For tenants behind on rent during the pandemic, being shielded from eviction for nonpayment requires strictly following rules in the U.S. Centers for Disease Control’s eviction moratorium that began September 4 and runs through the end of 2020.
Now the makers of website Hello Landlord, which helps tenants give notices to their landlords, have updated their free tool to meet the CDC requirements.
At HelloLandlord.org, tenants submit their information and answer a series of questions, including their landlord’s name and how much money they owe. The site automatically generates a customized letter to the landlord that outlines the tenant’s circumstances and includes a promise to pay the back rent. Tenants also get a declaration document that follows the moratorium order.
In the declaration, tenants must swear they:
- Earn no more than $99,000 annually (or $198,000 jointly).
- Can’t pay their rent because of loss of work or extraordinary out-of-pocket medical expenses;
- Have done their best to get available housing assistance;
- Would become homeless or have to move into a home with many people, potentially spreading the COVID-19 virus;
- Will try to make timely partial payments.
No documentation is required, and there are no official forms.
If renters don’t qualify for protection under the new order, the site will create a letter that asks the landlord for flexibility with making rent payments.
Relationships between landlords and renters often start going south because of communication issues. That’s something Hello Landlord’s letters might head off by helping tenants communicate effectively. The letters meet the legal requirements but also sound, well, human, despite being automated. The language is informal, even conciliatory.
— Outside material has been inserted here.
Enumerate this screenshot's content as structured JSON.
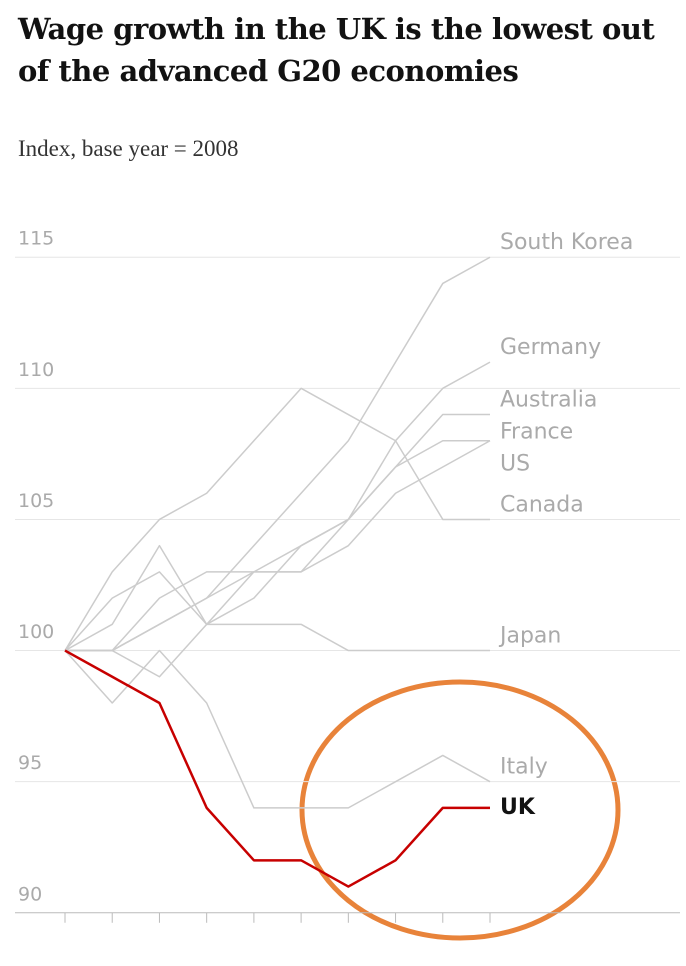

The tenant empathizes with the landlord – acknowledging that this time is financially hard on them, too – and pledges to work together.
Some sample language: “Although the CDC’s Order may prevent my eviction, I want you to know that I am willing to work with you moving forward during this challenging time.”
Hello Landlord debuted in 2019 and was originally created by SixFifty, a software subsidiary of technology law firm Wilson Sonsini Goodrich & Rosati. They collaborated with LawX, the legal design lab at Brigham Young University’s Law School, and the Innovation for Justice (i4J) Program at University of Arizona College of Law to research causes of and solutions to the eviction crisis.